Adding complexity in implementation, but reducing the number of calculations, I then introduced checks on the data. For example, Aklaman now reads from which database an entry stems from directly from a GET variable. I can thus determine, if I only need to read one database or all. Also, if I know how many entries I want to load, it's just logical to break the loop reading entries after having loaded all I need. With restrictions like these, I reduced loading times to about a tenth (depending on the page even much less in some cases).

Recooking Old News...

...is essentially what I am doing here. Back sometime between 1989 and 1991, Richard Gabriel called a somewhat exaggerated version of this approach the philosophy of "worse is better", even if he later wrote an article in critique of the former (See also: WP). So, let's be content with the even older "concrete analysis of concrete conditions" and appropriate actions - without adding unnecessary things.

Looking at much of what I see around though, I repeat myself here, it seems to have become unfashionable. Hardware has gotten better over the years, and resource scarcity seems to not be an issue anymore most of the time. If I was not such an impatient person with my PC (and if I didn't care about scalability), I would have probably not cared much either when Aklaman was starting to go slow.

But how fast is a website to load in the a Third World Country if it needs to load five JavaScript libraries before getting anywhere? Certainly too long. Will a modern version of Windows - or even a Linux using Gnome - run on my old laptop, which has "only" one GB RAM? It won't.

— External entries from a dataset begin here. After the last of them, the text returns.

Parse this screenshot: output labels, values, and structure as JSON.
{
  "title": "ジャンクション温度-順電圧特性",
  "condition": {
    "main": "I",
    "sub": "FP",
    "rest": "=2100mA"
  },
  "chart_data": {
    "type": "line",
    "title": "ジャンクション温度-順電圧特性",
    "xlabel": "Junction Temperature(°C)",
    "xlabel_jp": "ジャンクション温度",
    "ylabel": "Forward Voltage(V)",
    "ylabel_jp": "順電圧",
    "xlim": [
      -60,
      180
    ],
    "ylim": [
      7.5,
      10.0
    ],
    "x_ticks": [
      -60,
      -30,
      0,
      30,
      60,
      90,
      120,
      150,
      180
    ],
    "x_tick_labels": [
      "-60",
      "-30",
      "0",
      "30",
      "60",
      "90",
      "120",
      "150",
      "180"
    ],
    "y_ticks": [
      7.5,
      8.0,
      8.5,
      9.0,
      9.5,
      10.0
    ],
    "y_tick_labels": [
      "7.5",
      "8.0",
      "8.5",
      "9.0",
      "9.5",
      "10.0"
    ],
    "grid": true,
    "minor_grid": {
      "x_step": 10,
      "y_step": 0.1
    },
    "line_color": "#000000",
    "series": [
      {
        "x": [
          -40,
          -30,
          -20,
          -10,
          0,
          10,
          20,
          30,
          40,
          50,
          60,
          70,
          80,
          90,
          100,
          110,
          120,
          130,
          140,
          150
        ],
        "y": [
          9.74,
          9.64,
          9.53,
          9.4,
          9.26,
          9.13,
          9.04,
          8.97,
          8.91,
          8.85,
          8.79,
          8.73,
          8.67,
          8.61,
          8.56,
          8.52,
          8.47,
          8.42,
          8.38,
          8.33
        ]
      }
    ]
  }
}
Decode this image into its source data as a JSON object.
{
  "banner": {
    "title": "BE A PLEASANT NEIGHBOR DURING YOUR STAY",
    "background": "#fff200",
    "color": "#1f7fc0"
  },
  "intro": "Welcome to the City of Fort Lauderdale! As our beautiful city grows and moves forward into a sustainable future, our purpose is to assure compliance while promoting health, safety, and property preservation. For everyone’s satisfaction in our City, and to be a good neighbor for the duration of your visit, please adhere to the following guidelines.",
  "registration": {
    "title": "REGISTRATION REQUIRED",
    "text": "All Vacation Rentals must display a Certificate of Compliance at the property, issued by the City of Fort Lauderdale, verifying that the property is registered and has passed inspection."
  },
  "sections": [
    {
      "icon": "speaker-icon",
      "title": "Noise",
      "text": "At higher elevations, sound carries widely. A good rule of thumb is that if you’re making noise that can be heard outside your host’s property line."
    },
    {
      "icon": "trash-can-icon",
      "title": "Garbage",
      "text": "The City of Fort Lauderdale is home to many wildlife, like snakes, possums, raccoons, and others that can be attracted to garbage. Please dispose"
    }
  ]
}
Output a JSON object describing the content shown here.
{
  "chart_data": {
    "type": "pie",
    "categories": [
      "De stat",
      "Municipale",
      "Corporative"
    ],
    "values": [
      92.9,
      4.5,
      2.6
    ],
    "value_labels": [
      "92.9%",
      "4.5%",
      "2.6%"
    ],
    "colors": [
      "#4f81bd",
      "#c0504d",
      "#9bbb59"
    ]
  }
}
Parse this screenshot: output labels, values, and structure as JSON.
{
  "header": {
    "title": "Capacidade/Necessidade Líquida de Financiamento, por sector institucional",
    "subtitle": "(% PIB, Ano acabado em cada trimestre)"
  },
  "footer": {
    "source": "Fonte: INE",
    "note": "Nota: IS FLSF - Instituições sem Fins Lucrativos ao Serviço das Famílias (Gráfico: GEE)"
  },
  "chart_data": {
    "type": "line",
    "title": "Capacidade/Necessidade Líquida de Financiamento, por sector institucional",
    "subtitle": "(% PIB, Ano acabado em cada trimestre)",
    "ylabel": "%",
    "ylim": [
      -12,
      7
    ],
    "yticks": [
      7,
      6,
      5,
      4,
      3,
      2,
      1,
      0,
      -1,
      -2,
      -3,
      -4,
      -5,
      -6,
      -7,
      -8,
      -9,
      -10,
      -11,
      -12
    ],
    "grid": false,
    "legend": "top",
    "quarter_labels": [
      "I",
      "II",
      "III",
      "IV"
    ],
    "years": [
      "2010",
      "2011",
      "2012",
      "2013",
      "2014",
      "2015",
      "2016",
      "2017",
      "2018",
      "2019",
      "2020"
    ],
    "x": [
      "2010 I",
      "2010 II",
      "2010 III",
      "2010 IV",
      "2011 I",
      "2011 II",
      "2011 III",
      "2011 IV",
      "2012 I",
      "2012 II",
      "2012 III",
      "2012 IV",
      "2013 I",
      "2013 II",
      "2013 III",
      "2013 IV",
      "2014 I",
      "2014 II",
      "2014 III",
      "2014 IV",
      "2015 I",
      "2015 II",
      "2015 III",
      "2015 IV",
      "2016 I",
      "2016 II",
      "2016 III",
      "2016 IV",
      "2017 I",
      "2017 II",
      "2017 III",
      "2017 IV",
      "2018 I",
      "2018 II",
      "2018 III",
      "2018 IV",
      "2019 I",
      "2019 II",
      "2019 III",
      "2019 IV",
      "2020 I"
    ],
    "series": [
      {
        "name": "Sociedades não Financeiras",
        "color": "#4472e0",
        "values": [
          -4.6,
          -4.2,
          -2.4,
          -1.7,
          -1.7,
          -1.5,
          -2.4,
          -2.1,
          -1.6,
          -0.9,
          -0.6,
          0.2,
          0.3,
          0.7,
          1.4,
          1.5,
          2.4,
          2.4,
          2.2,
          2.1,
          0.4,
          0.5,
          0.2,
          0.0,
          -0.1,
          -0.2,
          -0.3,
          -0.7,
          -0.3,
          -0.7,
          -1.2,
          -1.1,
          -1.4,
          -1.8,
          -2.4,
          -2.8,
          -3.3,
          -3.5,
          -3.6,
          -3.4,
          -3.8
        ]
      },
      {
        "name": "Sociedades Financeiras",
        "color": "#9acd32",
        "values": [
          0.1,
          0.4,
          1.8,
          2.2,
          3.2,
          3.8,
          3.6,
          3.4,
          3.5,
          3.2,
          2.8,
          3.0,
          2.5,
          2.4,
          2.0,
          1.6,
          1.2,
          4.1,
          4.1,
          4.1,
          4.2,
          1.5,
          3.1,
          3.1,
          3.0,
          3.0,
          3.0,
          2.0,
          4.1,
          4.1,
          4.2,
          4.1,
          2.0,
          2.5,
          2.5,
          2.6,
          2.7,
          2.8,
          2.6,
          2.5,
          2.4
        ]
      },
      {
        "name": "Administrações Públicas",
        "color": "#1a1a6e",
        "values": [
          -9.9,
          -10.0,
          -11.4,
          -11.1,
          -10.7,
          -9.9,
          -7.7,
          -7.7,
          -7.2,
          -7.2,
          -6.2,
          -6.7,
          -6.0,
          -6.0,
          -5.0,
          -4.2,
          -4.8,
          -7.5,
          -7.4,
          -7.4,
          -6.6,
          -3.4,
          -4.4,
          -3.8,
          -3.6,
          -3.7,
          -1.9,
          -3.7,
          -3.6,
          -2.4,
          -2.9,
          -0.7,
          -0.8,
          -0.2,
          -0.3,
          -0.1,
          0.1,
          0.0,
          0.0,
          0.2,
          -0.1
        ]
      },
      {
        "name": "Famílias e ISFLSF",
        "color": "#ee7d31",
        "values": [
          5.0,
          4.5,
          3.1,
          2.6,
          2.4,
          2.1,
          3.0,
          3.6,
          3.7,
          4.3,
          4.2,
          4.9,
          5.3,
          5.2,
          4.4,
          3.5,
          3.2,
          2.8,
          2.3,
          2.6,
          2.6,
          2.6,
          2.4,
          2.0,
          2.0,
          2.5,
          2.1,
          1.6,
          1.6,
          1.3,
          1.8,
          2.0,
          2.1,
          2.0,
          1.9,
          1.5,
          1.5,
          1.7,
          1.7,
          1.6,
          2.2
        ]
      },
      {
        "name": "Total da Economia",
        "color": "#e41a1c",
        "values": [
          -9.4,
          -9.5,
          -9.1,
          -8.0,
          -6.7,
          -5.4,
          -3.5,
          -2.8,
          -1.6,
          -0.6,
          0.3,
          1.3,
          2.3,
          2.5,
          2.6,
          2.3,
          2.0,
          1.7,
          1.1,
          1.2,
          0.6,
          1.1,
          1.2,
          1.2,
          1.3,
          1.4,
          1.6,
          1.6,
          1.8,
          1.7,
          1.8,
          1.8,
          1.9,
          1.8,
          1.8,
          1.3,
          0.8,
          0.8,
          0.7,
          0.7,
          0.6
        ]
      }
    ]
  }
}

In return, will a website that needs to load five JavaScript libraries before getting anywhere start really quickly with my comparatively good connection at home? Well, not as quick as a HTML + CSS solution, that only gets half done but loads much, much faster. Will my new laptop with four GB RAM run satisfyingly quick with Windows? No.

Simplicity plays a crucial role if there is resource scarcity. The benefits of simplicity however remain even if the scarcity is removed. Programs run quickly. And eventually, one gets used to programs running quickly and gets annoyed at unnecessary delays caused by bloated designs. Fortunately, simplicity also does not need to mean a worse product - e.g. less features or a worse UI. The strengths of HTML5 + CSS3 are a case in point. What more could one need in web development (on the client side)? Sometimes increased interactivity is indeed necessary, but good old vanilla javascript suffices for that.

What simplicity does mean however, is a more thorough understanding of how things work - or how one can get things to work in some way, at the very least - and slightly more work, because one needs to reimplememt many things that are already there, or, in the less rosy case, copypaste things from stackoverflow rather than downloading a library containing the wanted feature plus five other ones one doesn't need.

I think the message of concrete analysis of concrete conditions and appropriate actions remains important in many areas, not just programming. In programming, it has the longest and most successful history, that's why it's a nice example. And one gets to directly feel the benefits from it. In other areas, feedback loops are slower. But they are comparable.

I have yet to learn much to get my programs to be more simple. And I have to reimplememt much, too. The blog I publish this on is using XML for storage. JSON would be a nicer way. CSV or, with a different folder structure, markdown probably the best. But I've learned my lesson for future projects, and I hope to adhere to it as best as I can.

P.S.: There are many benefits I have not written about here. Resilience, for example. Well, just remember this.